I’ve gone on in past reviews about the lack of signage on the Beechwood Avenue stretch of this New Edinburgh restaurant. Previous tenants at number 18 – Restaurant Ambiente and for a time before it, Trattoria Zingaro – had no billing, no placard, no announcement of any sort to tell the world (and particularly those travelling eastward) ‘Hey…Here I Am’. If you didn’t know the neighbourhood, you drove right by.
So it was thrilling stuff (truly) to see two smart, black awnings protruding from the red bricks along Beechwood. They say Farbs Kitchen and Wine Bar, loud and proud.

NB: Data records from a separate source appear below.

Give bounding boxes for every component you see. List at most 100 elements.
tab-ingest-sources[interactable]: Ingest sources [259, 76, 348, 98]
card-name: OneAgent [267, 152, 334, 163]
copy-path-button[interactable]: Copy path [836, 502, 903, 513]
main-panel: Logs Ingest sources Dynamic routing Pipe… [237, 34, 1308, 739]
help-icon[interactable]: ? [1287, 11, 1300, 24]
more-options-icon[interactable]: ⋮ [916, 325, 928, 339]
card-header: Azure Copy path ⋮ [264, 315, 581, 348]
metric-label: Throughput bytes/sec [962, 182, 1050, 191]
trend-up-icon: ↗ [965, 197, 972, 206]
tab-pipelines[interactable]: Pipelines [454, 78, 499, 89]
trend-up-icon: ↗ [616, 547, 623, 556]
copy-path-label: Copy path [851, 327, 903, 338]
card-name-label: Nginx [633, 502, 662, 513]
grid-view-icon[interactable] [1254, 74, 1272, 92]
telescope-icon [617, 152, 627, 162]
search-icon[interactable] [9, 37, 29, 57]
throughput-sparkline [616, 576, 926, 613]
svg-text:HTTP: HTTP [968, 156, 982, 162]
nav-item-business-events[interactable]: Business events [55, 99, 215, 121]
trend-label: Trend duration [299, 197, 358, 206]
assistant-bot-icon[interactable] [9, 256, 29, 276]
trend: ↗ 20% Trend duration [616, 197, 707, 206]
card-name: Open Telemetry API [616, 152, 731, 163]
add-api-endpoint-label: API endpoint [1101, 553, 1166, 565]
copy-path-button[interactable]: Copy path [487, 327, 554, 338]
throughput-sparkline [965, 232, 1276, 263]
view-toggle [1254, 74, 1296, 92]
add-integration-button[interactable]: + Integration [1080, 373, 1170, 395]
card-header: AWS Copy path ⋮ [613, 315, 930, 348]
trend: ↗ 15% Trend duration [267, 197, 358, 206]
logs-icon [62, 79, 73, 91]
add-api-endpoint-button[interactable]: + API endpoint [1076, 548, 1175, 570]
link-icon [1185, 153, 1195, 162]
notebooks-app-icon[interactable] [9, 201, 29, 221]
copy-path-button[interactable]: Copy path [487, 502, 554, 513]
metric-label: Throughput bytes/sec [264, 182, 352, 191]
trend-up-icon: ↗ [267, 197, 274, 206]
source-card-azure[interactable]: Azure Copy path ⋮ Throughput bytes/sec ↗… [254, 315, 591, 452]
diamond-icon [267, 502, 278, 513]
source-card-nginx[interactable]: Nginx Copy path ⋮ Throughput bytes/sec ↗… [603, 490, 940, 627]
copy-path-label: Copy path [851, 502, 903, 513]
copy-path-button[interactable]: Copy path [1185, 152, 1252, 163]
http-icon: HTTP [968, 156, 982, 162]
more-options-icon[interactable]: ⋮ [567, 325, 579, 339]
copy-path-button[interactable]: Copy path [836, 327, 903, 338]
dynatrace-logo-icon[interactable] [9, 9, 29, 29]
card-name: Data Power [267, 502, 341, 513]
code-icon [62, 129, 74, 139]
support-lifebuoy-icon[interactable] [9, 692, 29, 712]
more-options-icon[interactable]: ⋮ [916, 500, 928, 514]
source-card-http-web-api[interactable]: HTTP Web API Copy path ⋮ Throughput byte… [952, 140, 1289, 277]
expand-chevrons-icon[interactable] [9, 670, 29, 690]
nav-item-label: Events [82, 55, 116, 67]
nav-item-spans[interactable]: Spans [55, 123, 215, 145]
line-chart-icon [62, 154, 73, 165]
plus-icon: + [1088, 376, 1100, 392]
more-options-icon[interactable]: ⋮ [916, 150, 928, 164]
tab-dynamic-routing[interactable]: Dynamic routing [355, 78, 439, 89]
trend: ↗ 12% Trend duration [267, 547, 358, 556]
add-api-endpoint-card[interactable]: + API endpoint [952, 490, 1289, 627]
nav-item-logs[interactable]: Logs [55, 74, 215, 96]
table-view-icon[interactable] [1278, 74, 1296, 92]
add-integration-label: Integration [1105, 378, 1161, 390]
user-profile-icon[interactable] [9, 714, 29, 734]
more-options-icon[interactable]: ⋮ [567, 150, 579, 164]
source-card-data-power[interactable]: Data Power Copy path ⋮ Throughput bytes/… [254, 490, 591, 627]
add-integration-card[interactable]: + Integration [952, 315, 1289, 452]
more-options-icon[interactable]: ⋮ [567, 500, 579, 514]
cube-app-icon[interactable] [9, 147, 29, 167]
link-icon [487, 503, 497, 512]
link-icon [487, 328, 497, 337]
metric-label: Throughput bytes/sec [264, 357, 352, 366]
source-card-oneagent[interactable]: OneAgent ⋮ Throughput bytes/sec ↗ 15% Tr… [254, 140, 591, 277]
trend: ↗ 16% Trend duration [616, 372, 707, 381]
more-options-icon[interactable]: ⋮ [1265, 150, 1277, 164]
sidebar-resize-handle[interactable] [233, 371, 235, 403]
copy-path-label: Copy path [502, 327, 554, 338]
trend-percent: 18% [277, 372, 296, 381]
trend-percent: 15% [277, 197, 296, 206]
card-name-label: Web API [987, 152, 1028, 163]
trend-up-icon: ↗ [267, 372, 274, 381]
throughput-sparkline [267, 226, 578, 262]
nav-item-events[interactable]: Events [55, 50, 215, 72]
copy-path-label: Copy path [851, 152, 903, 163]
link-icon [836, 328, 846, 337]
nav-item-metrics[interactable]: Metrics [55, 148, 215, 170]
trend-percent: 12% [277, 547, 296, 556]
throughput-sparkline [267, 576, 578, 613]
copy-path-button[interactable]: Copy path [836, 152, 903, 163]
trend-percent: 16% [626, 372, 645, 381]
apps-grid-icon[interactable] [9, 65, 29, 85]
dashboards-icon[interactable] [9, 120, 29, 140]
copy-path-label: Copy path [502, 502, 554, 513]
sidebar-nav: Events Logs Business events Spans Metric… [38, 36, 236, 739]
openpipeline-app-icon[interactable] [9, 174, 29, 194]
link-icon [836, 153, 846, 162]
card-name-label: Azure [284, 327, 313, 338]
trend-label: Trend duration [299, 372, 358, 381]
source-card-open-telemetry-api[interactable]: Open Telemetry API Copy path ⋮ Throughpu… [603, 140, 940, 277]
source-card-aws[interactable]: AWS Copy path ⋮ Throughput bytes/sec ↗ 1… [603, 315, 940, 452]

Michael Farber is the chef/owner of Farbs. He comes to his own restaurant by way of Domus Café, where he worked under Chef/owner John Taylor for about three years. Farbs, open since early December, has made only a few adjustments to the modern, stylish space. Bright, café style tables line the windows. Walls have been painted shades of butter and brown. The bar is polished concrete, set with six red-seat stools. There’s a long comfortable bench plump with jewel tone pillows and more high-topped tables with red stools by a centre wall punched with a porthole, allowing a view of Farber and his team at work in the kitchen.
Farber’s talents are first revealed with the amuse bouche. A full flavoured square of his duck rillette comes topped with a cranberry compote brightened with rings of basil oil.
The food here, with a few exceptions, is really very good – well seasoned, precisely cooked, presented elegantly. Dishes are built around strong flavours and solid ingredients and will no doubt change with the seasons. For now, Farber gives us a short list of wintry plates – oxtail ravioli, smoked pork chops with roasted apple, braised lamb shanks with garlic polenta, duck with Swiss chard, hangar steak with roasted mushrooms. Meats are served with root vegetable ragouts, winter mushrooms, and rich, polished sauces.
Highlights over four meals here have included a chewy-good hanger steak with delicious fries and roasted mushrooms; duck confit with a blood orange purée perfumed with cloves and served with caramelized wedges of fennel; and a thickly satisfying pork chop served with wilted greens, fragrant spaetzle and a dark, delicious jus piqued with grainy mustard. All very satisfying.
At noon hour, we’ve sunk teeth happily into a pulled pork sandwich, oozy with Brie, served on an Art-is-in bun. There’s a lovely salad on the menu of greens dressed with a spicy peanut vinaigrette and threaded with candied orange zest and black sesame seeds. And we’ve found the ‘winter slaw’ a satisfying, substantial starter that could, for $11, BE lunch – a threaded, multi colour tangle of winter veggies – including beets, celeriac, turnip and carrot – dobbed with goat cheese and toasted pecans.
The only so-whatish dishes have been a seafood consommé with a too-pale flavour, served lukewarm, and a hangar steak (sliced over parsnip purée perfumed lightly with truffle oil) that was too much of a chew at one dinner. (Gave it another go at lunch a week later, and found it beyond reproach.) The only odd dish has been the “Daily Sustainable Fish”. Twice it’s been Atlantic salmon. Serve me farmed salmon, if you must – tons of restaurants do – but don’t fly the flag for sustainability on your menu and then serve a fish on the No-No list.
For dessert, go straight for the lemon curd, with a ball of lemon sorbet and a sweet little tuile, a puddle of raspberry sauce, some blackberries and mint – so fresh, tasting of cottage docks, of swings, of outdoor concerts on warm summer nights.
Food is great. Room, handsome, comfortable. Service? A problem. A big problem. I am not grumbling about pacing or timing. The issue is attitude and training. Servers can’t answer the most basic questions about the food or the wine list. They can’t be bothered to memorize the two daily specials. Twice, I’ve been told the Atlantic salmon is wild (impossible.) There is confusion at every meal, about who ordered what. I can’t feel any hospitality, any sense of anyone in charge of this big room.
And while it’s never a good idea to dump food on the lap of a restaurant critic, while the kitchen plates a replacement, and companions wait for that to happen, it is customary to give back – a complimentary glass of wine, perhaps a round of cappuccinos at cappuccino time, a free dessert. You certainly comp the dumped dish. It’s a no brainer. None of that was done.
At one visit, servers huddle by the kitchen, chatting, laughing, one on his cell phone, while diners wait near the front door. At another, a waiter changes the bar TV to watch some (of all things) ultimate fighting. What does Farbs want to be? A solidly good neighbourhood restaurant that brings me an amuse bouche, or a sports-bar? The only people I can see interested in the television is the staff. And the restaurant critic.
The food and the room deserve better than this. Fix it chef.